Our Organimetric, The GC Index®, describes an individual’s energy for impact, and this energy, in turns, reflects different ways of seeing the world; different ways of thinking about the world.

The GC Index proclivities are:

  • Game Changers, who see possibilities for a transformational future
  • Strategists, who map the future
  • Implementers, who build the future
  • Polishers, who create a future to be proud of and
  • Play Makers, who orchestrate the future.

It’s immediately apparent to see the valuable role each plays when it comes to their contribution to quality debate and decision making.

Game Changers are key to generating creative possibilities that others don’t see. But ideas by themselves ‘don’t win prizes’ in the world of business; they have to be acted upon. Enter the Strategists. They can complement Game Changers by evaluating the strategic relevance of ideas and possibilities and by bringing shape and focus to them that can lead to action. Implementers will then bring energy to delivering the plan with Polishers perfecting outputs and Play Makers facilitating collaboration and teamwork.

The GC Index® framework also highlights the fact that inclusion is not enough! It’s not enough to simply include someone with the hope that their differences will make the difference! People need to be involved in a way that helps them to make the contribution that’s needed. Understanding an individual’s potential contribution, in GC Index terms, provides the basis for that involvement.

Creating an environment for contribution
Understanding individual proclivities then, enables organisations to structure teams and tasks effectively to get the best out of employees. It allows everyone to make a positive impact and contribution. Working to their energy for impact, it sets people up for success and gives them the opportunity to ‘shine’.

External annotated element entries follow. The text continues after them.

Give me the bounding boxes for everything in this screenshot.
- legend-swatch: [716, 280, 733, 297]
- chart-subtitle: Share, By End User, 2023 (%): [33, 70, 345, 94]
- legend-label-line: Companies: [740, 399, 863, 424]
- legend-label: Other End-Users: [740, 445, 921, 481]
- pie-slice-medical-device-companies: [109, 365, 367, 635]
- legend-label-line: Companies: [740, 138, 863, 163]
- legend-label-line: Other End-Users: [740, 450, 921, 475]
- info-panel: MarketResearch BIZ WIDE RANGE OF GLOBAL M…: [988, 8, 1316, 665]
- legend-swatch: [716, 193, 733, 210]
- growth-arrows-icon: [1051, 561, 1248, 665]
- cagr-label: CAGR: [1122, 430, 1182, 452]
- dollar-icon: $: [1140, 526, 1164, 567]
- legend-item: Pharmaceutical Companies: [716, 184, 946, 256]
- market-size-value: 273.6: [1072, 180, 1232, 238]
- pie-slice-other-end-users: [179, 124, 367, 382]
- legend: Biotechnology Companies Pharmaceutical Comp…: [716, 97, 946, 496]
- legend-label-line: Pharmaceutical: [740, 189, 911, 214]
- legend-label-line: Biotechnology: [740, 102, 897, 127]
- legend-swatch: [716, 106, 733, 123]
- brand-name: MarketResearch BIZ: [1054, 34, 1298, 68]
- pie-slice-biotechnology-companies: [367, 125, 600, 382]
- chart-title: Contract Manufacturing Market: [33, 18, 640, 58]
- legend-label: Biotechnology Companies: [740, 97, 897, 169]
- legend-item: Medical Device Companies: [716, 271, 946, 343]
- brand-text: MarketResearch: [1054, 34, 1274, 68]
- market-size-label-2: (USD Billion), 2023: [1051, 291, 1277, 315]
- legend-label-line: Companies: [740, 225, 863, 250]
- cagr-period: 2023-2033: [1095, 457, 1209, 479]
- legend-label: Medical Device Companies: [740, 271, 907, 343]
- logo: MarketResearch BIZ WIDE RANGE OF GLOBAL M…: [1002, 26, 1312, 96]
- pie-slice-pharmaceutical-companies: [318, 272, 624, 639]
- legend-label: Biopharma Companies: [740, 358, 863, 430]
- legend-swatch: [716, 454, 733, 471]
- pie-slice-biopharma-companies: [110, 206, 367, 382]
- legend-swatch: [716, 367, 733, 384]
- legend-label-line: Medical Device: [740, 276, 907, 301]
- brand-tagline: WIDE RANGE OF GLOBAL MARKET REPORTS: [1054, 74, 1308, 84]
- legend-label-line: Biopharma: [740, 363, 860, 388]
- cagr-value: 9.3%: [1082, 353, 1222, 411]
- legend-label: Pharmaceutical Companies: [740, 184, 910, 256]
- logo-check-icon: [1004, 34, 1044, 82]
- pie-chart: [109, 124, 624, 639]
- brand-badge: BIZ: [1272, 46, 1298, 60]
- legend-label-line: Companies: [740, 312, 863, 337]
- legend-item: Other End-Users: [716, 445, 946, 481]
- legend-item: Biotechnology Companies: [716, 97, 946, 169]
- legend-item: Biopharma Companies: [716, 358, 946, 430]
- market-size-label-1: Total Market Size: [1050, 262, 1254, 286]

Understanding people with reference to their proclivities also provides a common language for understanding and resolving conflict; the essence of robust debate and quality decision making.

Polishers, for example, can become frustrated when quality standards aren’t met. Knowing this can help colleagues to understand and be supportive rather than simply dismiss the individual as a critical or ‘picky’ personality.

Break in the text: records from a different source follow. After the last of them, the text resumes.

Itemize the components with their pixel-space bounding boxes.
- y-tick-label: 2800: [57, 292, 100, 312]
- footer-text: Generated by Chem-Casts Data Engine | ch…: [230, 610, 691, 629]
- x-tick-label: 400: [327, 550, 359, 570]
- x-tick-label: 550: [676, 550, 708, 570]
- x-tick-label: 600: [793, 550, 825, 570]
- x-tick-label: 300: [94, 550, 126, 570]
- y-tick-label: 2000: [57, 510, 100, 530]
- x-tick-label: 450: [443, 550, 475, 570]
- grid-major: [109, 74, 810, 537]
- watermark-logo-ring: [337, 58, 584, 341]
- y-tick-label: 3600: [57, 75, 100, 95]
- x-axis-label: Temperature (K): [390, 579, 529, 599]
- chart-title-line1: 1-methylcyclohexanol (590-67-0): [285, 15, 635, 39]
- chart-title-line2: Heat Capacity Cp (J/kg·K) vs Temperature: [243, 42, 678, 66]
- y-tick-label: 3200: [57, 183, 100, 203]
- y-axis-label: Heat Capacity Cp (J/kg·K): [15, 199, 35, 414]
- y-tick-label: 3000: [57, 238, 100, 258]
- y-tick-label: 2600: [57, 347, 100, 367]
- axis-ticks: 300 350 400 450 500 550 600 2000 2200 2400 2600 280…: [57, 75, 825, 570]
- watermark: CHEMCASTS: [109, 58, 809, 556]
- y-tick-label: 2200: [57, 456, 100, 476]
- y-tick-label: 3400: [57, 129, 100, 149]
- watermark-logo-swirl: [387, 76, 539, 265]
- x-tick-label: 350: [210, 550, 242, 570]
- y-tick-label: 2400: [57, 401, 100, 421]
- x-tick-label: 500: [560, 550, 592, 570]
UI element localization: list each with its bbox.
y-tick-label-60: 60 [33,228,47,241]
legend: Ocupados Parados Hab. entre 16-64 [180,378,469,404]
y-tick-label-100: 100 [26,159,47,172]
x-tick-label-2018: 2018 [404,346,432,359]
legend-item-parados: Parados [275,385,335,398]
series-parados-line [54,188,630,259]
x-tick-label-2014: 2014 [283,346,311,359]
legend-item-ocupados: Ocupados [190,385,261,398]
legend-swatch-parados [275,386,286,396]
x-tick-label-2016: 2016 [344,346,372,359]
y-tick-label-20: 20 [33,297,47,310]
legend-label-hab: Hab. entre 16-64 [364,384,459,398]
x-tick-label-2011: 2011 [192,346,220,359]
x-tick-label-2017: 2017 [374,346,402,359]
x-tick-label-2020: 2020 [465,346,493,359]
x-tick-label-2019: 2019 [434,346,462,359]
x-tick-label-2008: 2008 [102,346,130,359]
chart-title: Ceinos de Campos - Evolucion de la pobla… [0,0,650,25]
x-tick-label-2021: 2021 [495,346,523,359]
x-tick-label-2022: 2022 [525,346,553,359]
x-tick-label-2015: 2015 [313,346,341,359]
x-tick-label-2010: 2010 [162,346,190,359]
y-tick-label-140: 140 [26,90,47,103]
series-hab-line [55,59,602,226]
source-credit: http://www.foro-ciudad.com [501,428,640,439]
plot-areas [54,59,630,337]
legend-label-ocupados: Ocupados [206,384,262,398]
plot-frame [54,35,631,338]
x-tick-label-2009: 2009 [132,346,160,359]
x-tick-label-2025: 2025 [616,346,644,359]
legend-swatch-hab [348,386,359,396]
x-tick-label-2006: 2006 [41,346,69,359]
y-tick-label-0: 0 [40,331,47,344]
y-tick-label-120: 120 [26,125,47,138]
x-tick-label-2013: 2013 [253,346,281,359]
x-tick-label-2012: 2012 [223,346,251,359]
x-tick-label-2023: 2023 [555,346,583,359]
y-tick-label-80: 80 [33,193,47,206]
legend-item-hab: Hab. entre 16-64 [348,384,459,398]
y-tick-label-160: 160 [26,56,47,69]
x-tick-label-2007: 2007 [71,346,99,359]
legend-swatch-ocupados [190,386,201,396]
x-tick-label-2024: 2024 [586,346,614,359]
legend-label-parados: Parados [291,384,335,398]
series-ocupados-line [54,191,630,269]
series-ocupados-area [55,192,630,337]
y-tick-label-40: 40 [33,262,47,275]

And, of course, Polishers are exactly those individuals who are suited to those roles that require a focus upon continuous improvement and the ‘pursuit of excellence’.

Driving the inclusion agenda
Research shows, companies that prioritise true equality are often more financially successful and are viewed as more desirable places to work. McKinsey & Company carried out research that shows a correlation between being in the top quartile for diversity and financial outperformance.

But that does mean understanding what true equality means and actually embracing it, rather than just ticking what we consider to be the right boxes. A central area in DEI is cognitive diversity, one that is often overlooked, but it gives employees the freedom to unleash their true working styles.

By helping employees understand their own proclivities, and that of their colleagues, businesses can create a platform where everyone contributes. Understanding preferred working styles also encourages better working relationships and tolerance. It’s important that employees know their opinion and preferences are valued and respected, and that they don’t have to change their behaviour to receive preferential treatment. Companies that achieve this really thrive, as employees are energised and empowered to work to the best of their abilities.